= Yosemite National Park trademarks dispute =

US intellectual property dispute

In 1993, Delaware North became the provider of visitor services at Yosemite National Park under contract with the National Park Service, via the subsidiary DNC Parks and Resorts at Yosemite, Inc.

When the contract was acquired by Aramark in 2015, it was required to purchase the assets of the previous concessionaire—just as Delaware North was required to before. However, Delaware North claimed that the sale did not include its intellectual property, which included trademarks for various place names in the park, and valued them at $51 million. Delaware North sued the United States in the Court of Federal Claims in 2015. The NPS disputed the cost of these intangible assets, as well as Delaware North having registered the marks in the first place. Upon Aramark's transition to concessionaire in March 2016, the trademarked place names were replaced by alternative names.

In July 2019, Delaware North reached a roughly $12 million settlement, under which the original place names would be restored, and Delaware North agreed to return the trademarks to the NPS upon the conclusion of Aramark's contract.

==Background==
In 2014, the United States National Park Service opened bids on a new concessions contract for Yosemite National Park's properties. When Delaware North assumed the role of concessionary in 1993, it was contractually required to purchase the assets of the previous concessionaire — Yosemite Park & Curry Company — at fair market value, including furniture, equipment, vehicles, and "other property". Its ultimate successor, Aramark subsidiary Yosemite Hospitality, LLC (who was awarded a 15-year contract), would be subject to similar terms. Intellectual property was not explicitly listed in the contract; this includes trademarks that were registered by Delaware North, including place names such as "Yosemite National Park", Ahwahnee, Badger Pass, Curry Village, Yosemite Lodge, and the slogan "Go climb a rock".

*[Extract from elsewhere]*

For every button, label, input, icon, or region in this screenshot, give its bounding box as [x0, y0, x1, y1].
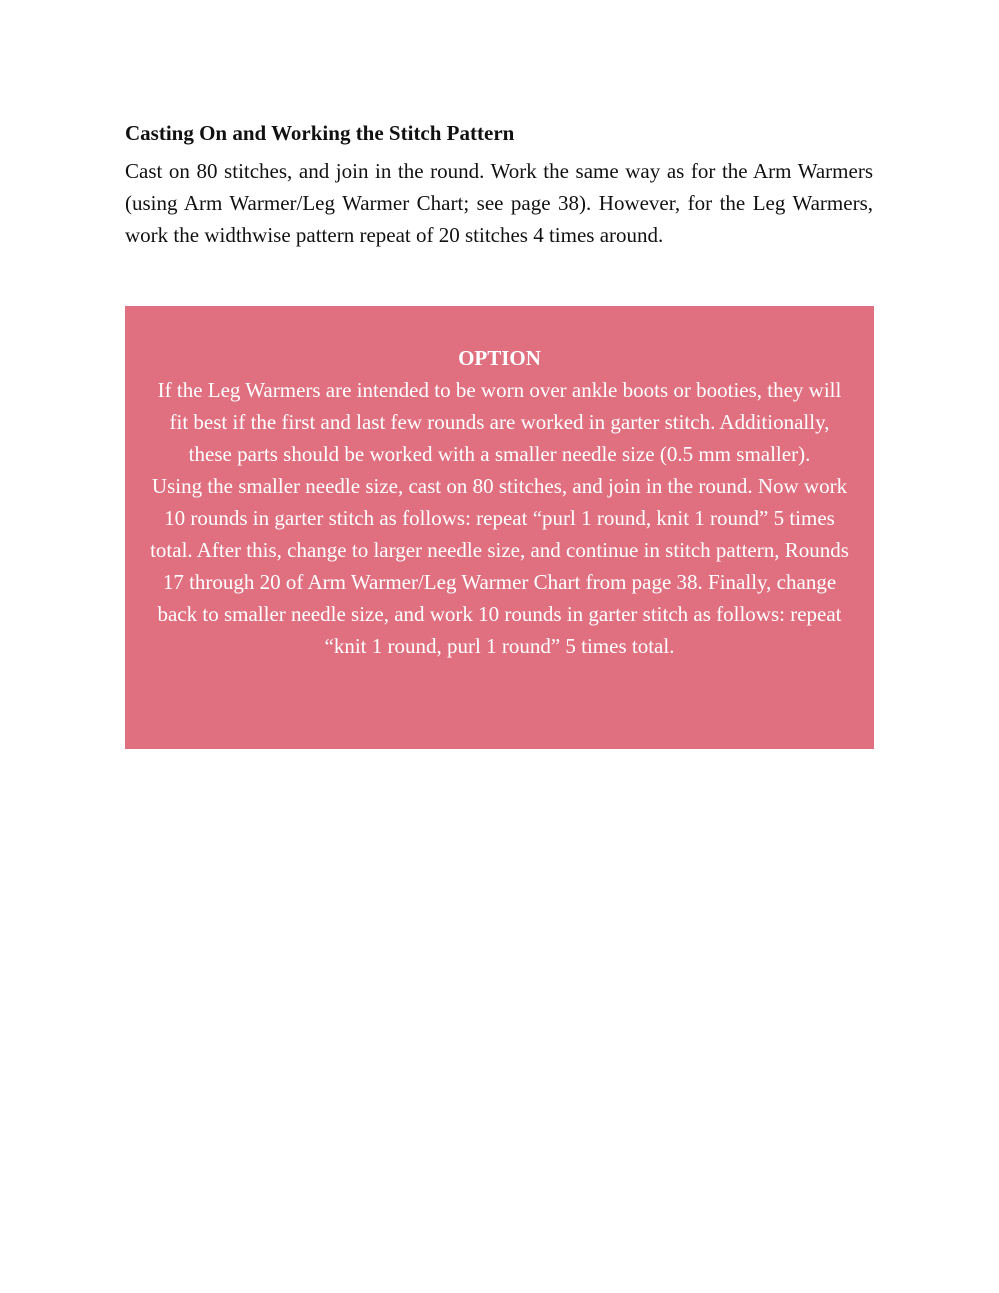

In 2015, Delaware North sued the NPS in the United States Court of Claims for breach of contract, claiming that the NPS did not cause the intellectual property to be sold to Aramark, and demanded a payment from Aramark for the property, to be determined in court. Delaware North initially asserted the fair market value of its intangible properties to be $51 million. The National Park Service estimated the value of the intangible assets at $3.5 million, and also suggested that the marks should not have been filed for by Delaware North to begin with.

At the request of Delaware North, the National Park Service had amended the bid notice to explicitly mention intellectual property, again without specifying trademarks. The park service contended that the intellectual property includes assets such as websites and customer databases, but not the trademarks. Delaware North claimed to have offered to temporarily license the trademarks while the dispute is resolved, but that the government did not respond. The Park Service said that accepting the offer could be seen as acknowledging the legitimacy of the trademarks.

==Name changes==
In January 2016, it was announced that due to the legal dispute, properties at Yosemite National Park would be renamed effective March 1, 2016, when Aramark's contract officially began. The Ahwahnee was renamed the Majestic Yosemite Hotel, Camp Curry was renamed Half Dome Village, the Yosemite Lodge became Yosemite Valley Lodge, the Wawona Hotel became Big Tree Lodge, and the Badger Pass Ski Area became the Yosemite Ski & Snowboard Area.

==Resolution==
On July 15, 2019, Delaware North and the Park Service announced that they had settled the lawsuit, and that the original names would be reinstated; the government paid $3.84 million to Delaware North, and Aramark paid $8.16 million. Delaware North agreed to turn over tangible assets that had not yet been transferred to Aramark, and return the Yosemite-related trademarks to the Park Service at no cost following the conclusion of Aramark's concessions contract.